A woman holding a child looks down the valley from Kassam Pass, in Papua New Guinea’s Highlands, an isolated region where some people must walk several days to reach the nearest road.  © 2012 Vlad Sokhin/Panos

In the 659-page World Report 2016, its 26th edition, Human Rights Watch reviews human rights practices in more than 90 countries. In his introductory essay, Executive Director Kenneth Roth writes that the spread of terrorist attacks beyond the Middle East and the huge flows of refugees spawned by repression and conflict led many governments to curtail rights in misguided efforts to protect their security. At the same time, authoritarian governments throughout the world, fearful of peaceful dissent that is often magnified by social media, embarked on the most intense crackdown on independent groups in recent times.

An estimated 70 percent of women in Papua New Guinea experience rape or assault in their lifetime. While violence against women has long been criminalized and domestic violence was specifically proscribed under the 2013 Family Protection Act, few perpetrators are brought to justice and the government has not yet begun to implement the Family Protection Act. Police and prosecutors rarely pursue investigations or criminal charges against people who commit family violence and instead prefer to resolve them through mediation and/or compensation. Women and girls accused of “sorcery” or “witchcraft” are often attacked by violent mobs. In May 2015, a group of men in a remote part of Enga province killed a woman after she was accused of “sorcery.”

“Papua New Guinea is failing to meet its obligations under international law to protect women and girls from discrimination and family violence,” said Brad Adams, Asia director. “The government should immediately begin enforcing the Family Protection Act to ensure appropriate law enforcement responses and should provide comprehensive access to services for victims of family violence.”

In 2015, Prime Minister Peter O’Neill continued to weaken the country’s anti-corruption agency, Task Force Sweep, by starving it of funding. In October, the government sought to suspend Chief Magistrate Nerrie Eliakim, who issued the arrest warrant against Prime Minister O’Neill for corruption charges.

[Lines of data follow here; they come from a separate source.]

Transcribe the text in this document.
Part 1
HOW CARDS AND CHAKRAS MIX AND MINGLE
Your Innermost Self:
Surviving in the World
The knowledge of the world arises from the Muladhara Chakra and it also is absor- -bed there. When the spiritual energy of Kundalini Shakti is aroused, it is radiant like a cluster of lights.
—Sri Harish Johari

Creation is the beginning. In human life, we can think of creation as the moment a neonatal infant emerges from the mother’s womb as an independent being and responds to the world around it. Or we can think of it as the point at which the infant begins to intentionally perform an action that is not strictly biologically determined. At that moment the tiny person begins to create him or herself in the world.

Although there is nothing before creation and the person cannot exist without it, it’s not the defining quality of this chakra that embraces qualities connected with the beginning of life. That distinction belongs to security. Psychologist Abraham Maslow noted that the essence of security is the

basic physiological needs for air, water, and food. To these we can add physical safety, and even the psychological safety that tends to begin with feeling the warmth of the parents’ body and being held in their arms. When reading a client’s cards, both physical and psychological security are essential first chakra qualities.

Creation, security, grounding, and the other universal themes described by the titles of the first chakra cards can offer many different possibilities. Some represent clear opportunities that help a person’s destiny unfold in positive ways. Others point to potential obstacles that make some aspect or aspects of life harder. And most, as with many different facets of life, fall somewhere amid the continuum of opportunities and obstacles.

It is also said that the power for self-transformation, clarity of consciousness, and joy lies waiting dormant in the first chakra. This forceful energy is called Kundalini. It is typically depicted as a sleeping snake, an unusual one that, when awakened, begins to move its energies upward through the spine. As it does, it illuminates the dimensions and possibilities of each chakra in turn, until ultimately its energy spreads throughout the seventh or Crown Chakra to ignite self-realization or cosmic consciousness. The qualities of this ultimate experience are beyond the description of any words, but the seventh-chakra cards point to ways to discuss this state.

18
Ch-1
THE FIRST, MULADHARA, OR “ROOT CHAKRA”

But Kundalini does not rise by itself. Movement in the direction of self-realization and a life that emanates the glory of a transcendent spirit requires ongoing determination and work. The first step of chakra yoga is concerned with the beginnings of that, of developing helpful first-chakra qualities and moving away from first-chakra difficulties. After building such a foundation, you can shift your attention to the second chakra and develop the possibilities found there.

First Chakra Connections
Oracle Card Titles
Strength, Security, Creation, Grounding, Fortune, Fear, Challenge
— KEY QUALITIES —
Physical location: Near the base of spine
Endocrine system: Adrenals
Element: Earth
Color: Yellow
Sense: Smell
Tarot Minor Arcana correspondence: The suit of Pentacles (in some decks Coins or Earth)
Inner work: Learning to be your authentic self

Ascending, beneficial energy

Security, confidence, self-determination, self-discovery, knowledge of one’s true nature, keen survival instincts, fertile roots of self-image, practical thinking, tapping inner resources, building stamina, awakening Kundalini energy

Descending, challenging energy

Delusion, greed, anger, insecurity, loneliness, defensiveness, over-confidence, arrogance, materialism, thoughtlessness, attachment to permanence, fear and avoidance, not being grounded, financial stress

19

About 930 male asylum seekers and refugees, transferred by Australia for refugee status determination, remain detained on Manus Island. Most have been held there for more than two years. Human rights organizations and media are regularly denied access to the detention center. The indefinite nature of detention is causing significant mental health problems, including depression and anxiety. Fifty-one of those recognized as refugees have been transferred to a transit center, but most cannot leave Manus Island, study, or work. Only three refugees have been permitted to leave Manus to work since December 2015.

Police abuse continues to be reported with little accountability even for fatalities and egregious physical abuse. In January 2015, police killed two market vendors in Port Moresby when firing indiscriminately into a crowd after a dispute between vendors and local council officials. So far no one has been arrested for the shooting.

“The government needs to address police brutality and bring any officers responsible for crimes to justice,” Adams said. “Papua New Guinea should treat asylum seekers in accordance with international standards and implement a refugee resettlement policy.”